On the Structure of Infrared Singularities of Gauge-Theory Amplitudes

TL;DR

This paper derives a comprehensive formula for the infrared singularities in massless gauge-theory scattering amplitudes, revealing constraints on their structure and extending previous two-loop results to three loops and beyond.

Contribution

It provides an all-order conjecture for the anomalous-dimension matrix governing infrared singularities, incorporating new constraints and extending known results to three-loop order.

Findings

Infrared singularities involve only two-parton correlations at three loops.

Casimir scaling of the cusp anomalous dimension holds to all orders.
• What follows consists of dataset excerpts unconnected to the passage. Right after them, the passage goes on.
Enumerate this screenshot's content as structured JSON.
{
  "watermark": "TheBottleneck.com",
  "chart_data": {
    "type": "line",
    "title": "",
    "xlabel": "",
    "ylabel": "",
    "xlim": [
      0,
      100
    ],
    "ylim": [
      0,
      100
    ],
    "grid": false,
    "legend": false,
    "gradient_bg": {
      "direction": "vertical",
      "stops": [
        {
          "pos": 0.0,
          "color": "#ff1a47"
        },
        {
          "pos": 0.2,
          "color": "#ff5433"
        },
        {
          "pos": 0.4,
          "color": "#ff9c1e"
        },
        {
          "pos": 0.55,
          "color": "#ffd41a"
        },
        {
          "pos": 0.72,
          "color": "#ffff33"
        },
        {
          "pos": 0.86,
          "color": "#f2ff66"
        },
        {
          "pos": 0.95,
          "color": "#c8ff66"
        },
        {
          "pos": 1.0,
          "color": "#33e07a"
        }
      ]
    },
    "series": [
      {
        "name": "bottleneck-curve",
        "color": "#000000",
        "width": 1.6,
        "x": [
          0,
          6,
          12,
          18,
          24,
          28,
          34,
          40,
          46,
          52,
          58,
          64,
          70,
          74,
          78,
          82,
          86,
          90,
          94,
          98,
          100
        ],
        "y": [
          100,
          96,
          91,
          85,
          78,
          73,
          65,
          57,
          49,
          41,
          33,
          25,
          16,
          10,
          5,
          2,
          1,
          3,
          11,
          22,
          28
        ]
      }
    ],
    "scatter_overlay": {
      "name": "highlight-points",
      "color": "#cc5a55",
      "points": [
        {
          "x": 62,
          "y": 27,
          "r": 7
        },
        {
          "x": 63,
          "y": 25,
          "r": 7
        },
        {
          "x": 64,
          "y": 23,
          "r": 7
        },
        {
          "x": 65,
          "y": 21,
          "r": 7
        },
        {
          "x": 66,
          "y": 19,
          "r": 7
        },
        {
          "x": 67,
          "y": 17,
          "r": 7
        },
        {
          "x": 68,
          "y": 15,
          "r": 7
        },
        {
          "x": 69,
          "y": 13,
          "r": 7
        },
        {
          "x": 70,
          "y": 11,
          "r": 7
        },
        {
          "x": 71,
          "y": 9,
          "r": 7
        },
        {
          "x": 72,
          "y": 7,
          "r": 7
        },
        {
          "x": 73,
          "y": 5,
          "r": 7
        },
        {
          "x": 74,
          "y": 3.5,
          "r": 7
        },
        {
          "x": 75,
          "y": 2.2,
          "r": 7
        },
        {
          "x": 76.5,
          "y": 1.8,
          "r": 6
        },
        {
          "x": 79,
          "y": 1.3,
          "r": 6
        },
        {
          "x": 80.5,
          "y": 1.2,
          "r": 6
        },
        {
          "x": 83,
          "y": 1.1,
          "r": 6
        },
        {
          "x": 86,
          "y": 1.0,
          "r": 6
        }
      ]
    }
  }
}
Higher Casimir invariants do not appear at four loops.

Abstract

A closed formula is obtained for the infrared singularities of dimensionally regularized, massless gauge-theory scattering amplitudes with an arbitrary number of legs and loops. It follows from an all-order conjecture for the anomalous-dimension matrix of n-jet operators in soft-collinear effective theory. We show that the form of this anomalous dimension is severely constrained by soft-collinear factorization, non-abelian exponentiation, and the behavior of amplitudes in collinear limits. Using a diagrammatic analysis, we demonstrate that these constraints imply that to three-loop order the anomalous dimension involves only two-parton correlations, with the possible exception of a single color structure multiplying a function of conformal cross ratios depending on the momenta of four external partons, which would have to vanish in all two-particle collinear limits. We argue that such a function does not appear at three-loop order, and that the same is true in higher orders. Our formula predicts Casimir scaling of the cusp anomalous dimension to all orders in perturbation theory, and we explicitly check that the constraints exclude the appearance of higher Casimir invariants at four loops. Using known results for the quark and gluon form factors, we derive the three-loop coefficients of the 1/epsilon^n pole terms (with n=1,...,6) for an arbitrary n-parton scattering amplitude in massless QCD. This generalizes Catani's two-loop formula proposed in 1998.